During a recent trip to Japan, I got to visit a colony of snow monkeys which live in a national park in the Nagano area. Their species name is actually the Japanese macaque, and their range is through much of Japan. I was expecting white fur, but they actually have light brown fur; the name comes from their habitat, mountains which are frequently covered in snow.
This colony comes down the mountain each day for free food, then goes back up the mountain for the night. To access the viewing area requires a trek over a dirt path for about a mile. The monkeys roam freely, running literally under your feet, although we were told not to make eye contact with them.
The following information came from signposts within the park —
Males mostly roam alone, eventually leaving their original communities. In the fall, roaming males approach females of another troop in hopes of mating. They have to get by the hostility of males in that troop, but some females will be receptive.
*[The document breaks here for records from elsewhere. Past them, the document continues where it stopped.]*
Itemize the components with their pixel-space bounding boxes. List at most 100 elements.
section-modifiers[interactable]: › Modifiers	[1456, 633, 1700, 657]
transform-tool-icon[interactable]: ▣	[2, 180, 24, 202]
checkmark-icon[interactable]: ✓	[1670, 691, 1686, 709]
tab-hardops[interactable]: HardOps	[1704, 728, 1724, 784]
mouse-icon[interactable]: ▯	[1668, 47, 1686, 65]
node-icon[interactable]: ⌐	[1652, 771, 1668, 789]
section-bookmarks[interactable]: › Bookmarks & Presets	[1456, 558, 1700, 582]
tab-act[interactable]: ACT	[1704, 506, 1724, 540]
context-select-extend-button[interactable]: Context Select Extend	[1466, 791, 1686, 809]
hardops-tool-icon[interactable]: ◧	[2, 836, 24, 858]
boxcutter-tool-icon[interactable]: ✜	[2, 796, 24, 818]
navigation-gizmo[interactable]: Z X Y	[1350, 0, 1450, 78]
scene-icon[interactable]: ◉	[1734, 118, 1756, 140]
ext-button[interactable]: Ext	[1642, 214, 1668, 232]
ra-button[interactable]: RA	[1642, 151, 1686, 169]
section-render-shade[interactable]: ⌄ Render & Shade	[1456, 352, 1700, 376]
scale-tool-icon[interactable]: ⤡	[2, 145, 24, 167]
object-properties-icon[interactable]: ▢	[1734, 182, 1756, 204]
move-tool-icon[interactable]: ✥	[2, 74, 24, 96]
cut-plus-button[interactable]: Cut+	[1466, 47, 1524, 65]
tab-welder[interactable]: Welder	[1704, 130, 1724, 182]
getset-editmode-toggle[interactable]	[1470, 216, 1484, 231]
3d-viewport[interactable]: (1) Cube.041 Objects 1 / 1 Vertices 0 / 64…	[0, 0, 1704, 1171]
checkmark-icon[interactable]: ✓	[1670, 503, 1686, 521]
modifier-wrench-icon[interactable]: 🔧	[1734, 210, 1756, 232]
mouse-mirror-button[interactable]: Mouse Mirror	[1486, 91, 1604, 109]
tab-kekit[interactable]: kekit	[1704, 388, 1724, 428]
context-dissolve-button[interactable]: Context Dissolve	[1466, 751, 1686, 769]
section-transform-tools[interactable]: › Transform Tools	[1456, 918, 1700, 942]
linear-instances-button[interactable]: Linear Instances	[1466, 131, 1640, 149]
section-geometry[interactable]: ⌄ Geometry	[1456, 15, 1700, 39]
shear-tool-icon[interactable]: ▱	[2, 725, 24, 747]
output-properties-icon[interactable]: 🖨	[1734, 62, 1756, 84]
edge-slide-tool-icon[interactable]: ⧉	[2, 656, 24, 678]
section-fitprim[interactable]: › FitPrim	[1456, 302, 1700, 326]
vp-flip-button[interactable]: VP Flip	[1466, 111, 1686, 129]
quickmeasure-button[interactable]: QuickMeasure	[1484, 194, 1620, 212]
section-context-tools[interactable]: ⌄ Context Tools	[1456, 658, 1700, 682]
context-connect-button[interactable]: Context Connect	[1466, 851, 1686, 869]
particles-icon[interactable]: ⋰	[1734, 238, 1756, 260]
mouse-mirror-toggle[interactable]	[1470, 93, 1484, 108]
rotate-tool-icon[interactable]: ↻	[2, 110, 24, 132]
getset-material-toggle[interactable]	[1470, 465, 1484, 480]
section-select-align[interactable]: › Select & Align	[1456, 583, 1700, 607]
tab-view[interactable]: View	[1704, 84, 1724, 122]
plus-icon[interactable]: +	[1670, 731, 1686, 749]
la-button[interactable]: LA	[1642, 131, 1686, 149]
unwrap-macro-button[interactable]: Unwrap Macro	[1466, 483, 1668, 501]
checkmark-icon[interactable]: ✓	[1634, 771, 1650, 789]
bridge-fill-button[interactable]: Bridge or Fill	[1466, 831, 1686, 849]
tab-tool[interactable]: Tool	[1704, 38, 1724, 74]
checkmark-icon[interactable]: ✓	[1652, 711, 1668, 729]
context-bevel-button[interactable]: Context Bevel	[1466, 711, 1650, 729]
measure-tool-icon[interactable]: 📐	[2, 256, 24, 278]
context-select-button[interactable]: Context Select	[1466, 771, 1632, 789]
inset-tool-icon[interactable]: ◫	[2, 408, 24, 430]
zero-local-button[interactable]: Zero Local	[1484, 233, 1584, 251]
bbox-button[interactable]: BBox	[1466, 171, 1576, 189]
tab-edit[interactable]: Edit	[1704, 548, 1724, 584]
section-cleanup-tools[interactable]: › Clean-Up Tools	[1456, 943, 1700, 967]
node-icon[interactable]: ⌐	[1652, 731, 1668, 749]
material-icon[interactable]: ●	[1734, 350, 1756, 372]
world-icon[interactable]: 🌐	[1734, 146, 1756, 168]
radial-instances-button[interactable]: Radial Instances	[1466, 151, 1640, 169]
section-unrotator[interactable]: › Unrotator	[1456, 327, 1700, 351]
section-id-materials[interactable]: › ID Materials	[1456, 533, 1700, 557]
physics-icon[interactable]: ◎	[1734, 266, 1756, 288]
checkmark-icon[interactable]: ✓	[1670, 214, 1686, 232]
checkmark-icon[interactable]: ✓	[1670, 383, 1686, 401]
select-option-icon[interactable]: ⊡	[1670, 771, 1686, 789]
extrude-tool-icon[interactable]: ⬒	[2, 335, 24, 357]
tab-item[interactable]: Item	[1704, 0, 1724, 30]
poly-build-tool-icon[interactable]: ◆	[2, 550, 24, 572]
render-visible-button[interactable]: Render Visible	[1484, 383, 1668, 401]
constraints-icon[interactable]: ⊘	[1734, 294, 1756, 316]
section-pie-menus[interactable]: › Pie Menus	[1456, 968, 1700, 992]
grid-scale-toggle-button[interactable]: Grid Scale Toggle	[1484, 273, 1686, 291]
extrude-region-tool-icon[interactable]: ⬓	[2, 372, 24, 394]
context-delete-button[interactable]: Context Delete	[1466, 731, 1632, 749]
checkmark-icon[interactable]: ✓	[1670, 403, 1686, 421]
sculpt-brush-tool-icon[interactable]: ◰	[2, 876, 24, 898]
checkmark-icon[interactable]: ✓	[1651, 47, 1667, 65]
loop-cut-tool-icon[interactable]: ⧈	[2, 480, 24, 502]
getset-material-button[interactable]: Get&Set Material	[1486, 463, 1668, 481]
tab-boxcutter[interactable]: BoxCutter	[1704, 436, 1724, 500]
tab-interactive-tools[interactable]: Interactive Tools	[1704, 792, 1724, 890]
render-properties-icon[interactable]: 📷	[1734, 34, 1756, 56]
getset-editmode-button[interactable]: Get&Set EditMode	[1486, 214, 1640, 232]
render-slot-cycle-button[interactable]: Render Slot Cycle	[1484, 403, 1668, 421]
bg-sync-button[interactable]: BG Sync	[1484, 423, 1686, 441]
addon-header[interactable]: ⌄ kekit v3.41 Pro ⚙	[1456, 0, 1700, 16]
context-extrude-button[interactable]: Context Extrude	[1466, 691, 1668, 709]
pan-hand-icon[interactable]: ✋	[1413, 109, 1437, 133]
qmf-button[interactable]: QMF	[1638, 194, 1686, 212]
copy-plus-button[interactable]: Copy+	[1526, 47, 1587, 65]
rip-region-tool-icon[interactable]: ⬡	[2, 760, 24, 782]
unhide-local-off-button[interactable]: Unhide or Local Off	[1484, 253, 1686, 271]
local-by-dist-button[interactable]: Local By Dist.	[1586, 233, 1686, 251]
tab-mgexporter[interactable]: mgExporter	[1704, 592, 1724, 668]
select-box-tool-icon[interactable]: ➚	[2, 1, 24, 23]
In some cases, these males will stay and join the troop. Males will join and leave several troops throughout a lifetime.
Females remain in their original trop their entire lives. Relatives, such as mothers and their children, grandparents and grandchildren, and siblings tend to stay close to each other. One troop will contain multiple families based on kinship shared by females.
The monkeys eat buds from trees, young leaves, flowers, fruits, nuts and seeds. Their diet varies according to each season. They do not return to a den at night; they actually sleep in different places each day. To keep away from predators, they sleep on steep cliffs, rock faces, up a tree or at its base. Some sleep alone, others may huddle together, holding hands or feet. They wake up at the crack of dawn.
And there was a hot spring at the site we visited. It was quite impressive to see them up close.